"Our only home is the podium."
Focus Features
Audiences are introduced to Lydia Tár, a world-famous artistic figure (and EGOT-winner) in classical music, as the first female chief conductor of the Berlin Philharmonic wielding her iron grip on everything to do with conducting and composing. Field slowly reveals her narcissistic psychology and behaviour then how she grooms or controls attractive young female musicians underneath her purview. Much is only ever lightly suggested, teased, or hinted at before a full picture of who she really is becomes clearer.

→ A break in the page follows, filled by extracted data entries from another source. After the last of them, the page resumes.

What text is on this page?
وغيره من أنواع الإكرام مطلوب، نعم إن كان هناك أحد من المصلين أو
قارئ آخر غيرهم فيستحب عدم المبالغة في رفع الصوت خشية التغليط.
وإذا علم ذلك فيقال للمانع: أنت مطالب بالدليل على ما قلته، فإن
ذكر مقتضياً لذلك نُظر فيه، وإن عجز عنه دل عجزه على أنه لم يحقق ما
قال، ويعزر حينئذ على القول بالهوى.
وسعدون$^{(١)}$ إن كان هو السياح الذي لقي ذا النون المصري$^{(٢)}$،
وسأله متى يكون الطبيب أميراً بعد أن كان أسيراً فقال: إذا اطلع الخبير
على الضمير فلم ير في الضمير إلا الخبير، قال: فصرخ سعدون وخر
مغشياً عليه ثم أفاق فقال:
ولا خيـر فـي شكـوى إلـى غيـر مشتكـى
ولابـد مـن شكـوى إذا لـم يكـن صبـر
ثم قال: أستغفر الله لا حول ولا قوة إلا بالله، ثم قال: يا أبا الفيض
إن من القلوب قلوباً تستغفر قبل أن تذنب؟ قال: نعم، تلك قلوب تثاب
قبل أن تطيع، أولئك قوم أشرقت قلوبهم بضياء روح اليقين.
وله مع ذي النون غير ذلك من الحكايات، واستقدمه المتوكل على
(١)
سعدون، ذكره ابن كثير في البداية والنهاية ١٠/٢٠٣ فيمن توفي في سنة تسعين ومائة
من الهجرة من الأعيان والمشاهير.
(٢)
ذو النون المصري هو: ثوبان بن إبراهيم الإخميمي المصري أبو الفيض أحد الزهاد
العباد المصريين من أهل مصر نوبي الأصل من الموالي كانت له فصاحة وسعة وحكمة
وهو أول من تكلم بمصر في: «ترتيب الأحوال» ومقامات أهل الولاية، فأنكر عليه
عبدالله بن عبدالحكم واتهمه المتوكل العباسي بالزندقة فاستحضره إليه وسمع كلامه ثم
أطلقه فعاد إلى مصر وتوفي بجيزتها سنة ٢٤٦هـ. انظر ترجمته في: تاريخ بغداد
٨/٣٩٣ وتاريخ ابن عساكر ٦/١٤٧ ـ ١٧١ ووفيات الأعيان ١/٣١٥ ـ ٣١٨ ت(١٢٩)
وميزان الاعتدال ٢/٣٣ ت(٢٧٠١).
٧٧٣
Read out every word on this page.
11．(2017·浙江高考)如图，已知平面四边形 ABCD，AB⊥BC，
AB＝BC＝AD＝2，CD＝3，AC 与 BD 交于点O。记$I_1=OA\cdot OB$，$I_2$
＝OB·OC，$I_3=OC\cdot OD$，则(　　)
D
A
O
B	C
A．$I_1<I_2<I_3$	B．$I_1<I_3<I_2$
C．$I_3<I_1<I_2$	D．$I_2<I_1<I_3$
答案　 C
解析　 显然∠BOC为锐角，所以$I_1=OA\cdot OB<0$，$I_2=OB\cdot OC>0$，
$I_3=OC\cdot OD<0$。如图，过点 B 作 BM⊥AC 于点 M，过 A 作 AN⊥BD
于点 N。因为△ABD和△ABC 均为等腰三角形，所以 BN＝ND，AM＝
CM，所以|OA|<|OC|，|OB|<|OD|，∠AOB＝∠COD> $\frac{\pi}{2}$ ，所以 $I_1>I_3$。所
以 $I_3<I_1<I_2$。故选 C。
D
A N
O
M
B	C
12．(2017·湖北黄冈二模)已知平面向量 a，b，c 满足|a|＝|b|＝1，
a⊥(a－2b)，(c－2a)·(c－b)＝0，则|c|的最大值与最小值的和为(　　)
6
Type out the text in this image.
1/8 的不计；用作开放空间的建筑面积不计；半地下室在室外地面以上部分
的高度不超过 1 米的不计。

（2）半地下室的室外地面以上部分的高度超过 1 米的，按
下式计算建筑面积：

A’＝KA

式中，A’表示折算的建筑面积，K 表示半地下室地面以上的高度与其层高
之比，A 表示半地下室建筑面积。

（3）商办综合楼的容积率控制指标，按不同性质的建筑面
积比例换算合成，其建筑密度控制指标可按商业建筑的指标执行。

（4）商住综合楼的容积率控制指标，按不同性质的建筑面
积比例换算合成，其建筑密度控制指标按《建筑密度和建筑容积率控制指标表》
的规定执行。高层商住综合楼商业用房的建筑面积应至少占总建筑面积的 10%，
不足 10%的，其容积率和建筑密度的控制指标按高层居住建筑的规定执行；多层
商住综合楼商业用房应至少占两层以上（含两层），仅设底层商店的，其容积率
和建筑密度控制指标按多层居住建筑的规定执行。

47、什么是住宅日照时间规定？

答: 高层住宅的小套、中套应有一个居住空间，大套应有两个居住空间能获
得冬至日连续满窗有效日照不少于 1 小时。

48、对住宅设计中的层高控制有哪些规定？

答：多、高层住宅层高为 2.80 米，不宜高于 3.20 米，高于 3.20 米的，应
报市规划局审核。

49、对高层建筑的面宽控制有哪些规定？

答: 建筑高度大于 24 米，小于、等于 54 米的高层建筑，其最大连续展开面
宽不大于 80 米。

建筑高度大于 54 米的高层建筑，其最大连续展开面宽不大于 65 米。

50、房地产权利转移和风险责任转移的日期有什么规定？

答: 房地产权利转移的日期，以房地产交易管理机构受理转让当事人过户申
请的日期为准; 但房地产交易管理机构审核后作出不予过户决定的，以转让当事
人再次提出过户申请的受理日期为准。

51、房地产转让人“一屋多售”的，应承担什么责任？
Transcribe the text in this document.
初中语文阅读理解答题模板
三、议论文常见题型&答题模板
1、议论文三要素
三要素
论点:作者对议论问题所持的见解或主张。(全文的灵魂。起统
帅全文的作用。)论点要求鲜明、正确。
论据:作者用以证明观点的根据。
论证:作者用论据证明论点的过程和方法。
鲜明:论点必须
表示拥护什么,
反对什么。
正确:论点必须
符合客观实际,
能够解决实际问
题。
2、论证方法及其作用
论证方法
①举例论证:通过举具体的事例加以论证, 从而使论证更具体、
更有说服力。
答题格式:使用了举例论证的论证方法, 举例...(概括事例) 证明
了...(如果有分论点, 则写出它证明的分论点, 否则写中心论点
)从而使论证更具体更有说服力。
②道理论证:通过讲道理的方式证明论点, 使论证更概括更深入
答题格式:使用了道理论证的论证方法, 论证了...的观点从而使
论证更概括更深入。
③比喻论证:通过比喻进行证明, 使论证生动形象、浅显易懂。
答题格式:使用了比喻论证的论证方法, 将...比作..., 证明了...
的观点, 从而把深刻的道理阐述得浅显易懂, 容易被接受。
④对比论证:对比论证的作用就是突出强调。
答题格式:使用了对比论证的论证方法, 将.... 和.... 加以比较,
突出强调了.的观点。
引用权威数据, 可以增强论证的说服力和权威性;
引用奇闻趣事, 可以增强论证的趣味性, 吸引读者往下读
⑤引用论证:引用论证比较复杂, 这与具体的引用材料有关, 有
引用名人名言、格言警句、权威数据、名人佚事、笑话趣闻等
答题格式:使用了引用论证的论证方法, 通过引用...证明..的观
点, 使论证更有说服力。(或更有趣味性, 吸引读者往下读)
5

Co-starring Noémie Merlant and Nina Hoss as Lydia's loyal assistant (an aspiring conductor herself) and musician wife (first chair violinist), there are actually few speaking roles of note to add to a building crescendo of tension. Field focuses on the details by following Blanchett's character in a tense three-week period where significant events unfold in both Berlin and New York during a pivotal time in her career.
Injecting the mythical-like ego of Lydia Tár with more typical male privileges and characteristics with inappropriate same-sex relationships also allows for more nuance and reflection while avoiding any lazy arguments about powerful old white straight cis men who the character is standing in for. Her abuse is about power just as much as it is about sex (something never actually shown). Aside from her fearsome talent and control, Lydia has much to offer as we see her fully as a person (even as a mother) with contextualization to make her troubling and unrepentant acts all the more loathsome.
The decision to explore the world of of high art in Europe instead of something more typical like Hollywood, Silicon Valley, New York finance, or any other notable or more highly visible industry with very "problematic" work cultures allows Field to make Tár so universally applicable to any top-level professional setting. It's an immersive artistic experience clearly very researched to illuminate minor but key elements of music orchestration and composition where scenes can easily navigate between gothic horror and black comedy.
Field and Blanchett make Tár towering achievement standing in for any industry where power and talent are easily exploited by powerful leaders. Her downfall (or "cancelling") is only effective because we see her at the height of her fame and glory on the cusp of orchestrating a masterwork and releasing an autobiography to write her own history. It's a meticulously controlled and intellectual film with a central performance that's timeless yet still hyper-topical in its subject matter.